L’objectif de ce séminaire est d’interroger les instruments scientifiques dans une approche locale (voir séminaire “L’offre locale d’enseignement scientifique et technique, 19e-20e siècle : approches disciplinaires” organisé par Renaud d’Enfert et Virginie Fonteneau, 2013-2015, à paraître ). Plutôt qu’à l’instrument en soi, il s’agit d’abord de s’intéresser à ses usages, de le replacer dans son contexte (le ou les laboratoires, l’institution, les hommes/femmes qui l’utilisent — chercheurs, enseignants, techniciens, étudiants, etc.) et de s’interroger sur les pratiques associées à ces contextes d’usage (par exemple le partage d’instruments entre laboratoire, etc).

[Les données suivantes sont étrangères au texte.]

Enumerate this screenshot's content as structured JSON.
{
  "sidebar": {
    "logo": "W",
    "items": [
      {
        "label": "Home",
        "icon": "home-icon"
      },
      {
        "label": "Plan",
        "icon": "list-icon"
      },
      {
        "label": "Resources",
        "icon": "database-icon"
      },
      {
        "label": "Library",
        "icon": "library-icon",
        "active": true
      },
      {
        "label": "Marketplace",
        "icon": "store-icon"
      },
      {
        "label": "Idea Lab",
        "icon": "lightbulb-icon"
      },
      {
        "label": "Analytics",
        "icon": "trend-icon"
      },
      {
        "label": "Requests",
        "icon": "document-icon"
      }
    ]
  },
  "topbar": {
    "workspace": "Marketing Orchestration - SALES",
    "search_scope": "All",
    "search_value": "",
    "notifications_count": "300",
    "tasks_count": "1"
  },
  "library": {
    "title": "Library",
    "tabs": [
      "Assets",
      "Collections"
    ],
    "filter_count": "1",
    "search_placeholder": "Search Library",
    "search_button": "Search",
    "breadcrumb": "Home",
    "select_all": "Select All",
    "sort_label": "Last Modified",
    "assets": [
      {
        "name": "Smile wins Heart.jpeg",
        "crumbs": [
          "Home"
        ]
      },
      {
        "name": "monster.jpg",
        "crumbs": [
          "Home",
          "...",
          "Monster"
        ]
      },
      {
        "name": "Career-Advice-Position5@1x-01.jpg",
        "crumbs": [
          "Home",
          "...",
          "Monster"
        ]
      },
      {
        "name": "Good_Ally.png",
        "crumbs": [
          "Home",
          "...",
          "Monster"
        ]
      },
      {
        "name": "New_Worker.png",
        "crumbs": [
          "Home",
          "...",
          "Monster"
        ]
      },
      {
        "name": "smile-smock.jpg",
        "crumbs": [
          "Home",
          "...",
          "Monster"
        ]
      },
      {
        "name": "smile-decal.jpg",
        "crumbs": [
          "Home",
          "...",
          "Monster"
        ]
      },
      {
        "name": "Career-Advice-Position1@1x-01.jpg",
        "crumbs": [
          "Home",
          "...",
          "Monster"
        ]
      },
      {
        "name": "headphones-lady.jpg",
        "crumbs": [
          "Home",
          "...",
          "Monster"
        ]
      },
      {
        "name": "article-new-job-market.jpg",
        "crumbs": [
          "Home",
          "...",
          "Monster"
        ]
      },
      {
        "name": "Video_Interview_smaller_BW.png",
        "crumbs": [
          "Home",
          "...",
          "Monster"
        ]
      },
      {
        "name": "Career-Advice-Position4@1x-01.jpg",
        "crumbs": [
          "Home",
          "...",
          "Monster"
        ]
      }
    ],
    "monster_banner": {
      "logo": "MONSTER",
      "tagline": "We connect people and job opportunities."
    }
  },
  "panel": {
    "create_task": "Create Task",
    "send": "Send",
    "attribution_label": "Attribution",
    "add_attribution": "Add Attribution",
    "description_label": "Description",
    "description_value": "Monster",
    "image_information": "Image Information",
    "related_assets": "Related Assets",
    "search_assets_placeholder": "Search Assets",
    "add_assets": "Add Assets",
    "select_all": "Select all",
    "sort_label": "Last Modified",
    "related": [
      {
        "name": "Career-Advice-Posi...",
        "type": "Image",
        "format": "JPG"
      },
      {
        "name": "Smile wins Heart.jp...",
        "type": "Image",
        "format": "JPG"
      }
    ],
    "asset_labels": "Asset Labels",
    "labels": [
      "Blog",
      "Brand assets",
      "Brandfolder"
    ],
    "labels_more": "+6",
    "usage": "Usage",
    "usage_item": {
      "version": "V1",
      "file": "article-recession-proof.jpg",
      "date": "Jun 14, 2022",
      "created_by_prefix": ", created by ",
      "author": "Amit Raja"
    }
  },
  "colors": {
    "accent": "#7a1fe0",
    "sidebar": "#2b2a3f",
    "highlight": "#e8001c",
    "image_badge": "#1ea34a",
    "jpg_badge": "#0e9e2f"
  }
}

Un des enjeux du séminaire est d’apporter une réflexion méthodologique sur la façon d’aborder ces questions et de la confronter à l’historiographie.
Sans être exhaustif, plusieurs types de questionnements peuvent être envisagés.
1-En quoi la prise en compte des finalités et des contraintes de l’ensemble des différents acteurs impliqués dans la construction (sans oublier la réparation et la maintenance) d’un instrument (du fabricant ou de l’industriel à l’usager, qu’il soit technicien, chercheur, ingénieur ou enseignant) contribue-t-elle à saisir le statut et les usages de cet instrument ?
2-Est-il possible d’explorer et d’identifier une ou des chaînes d’actions qui mèneraient de la mise au point d’un prototype d’instruments (en vue du montage d’un protocole expérimental inédit par exemple) à un processus de standardisation (pour assurer par exemple la reproductibilité d’un laboratoire à un autre) ? La question peut tout aussi bien se poser pour un instrument de démonstration destiné à l’enseignement (sans même exclure la migration d’un instrument d’un contexte de recherche à un contexte d’enseignement).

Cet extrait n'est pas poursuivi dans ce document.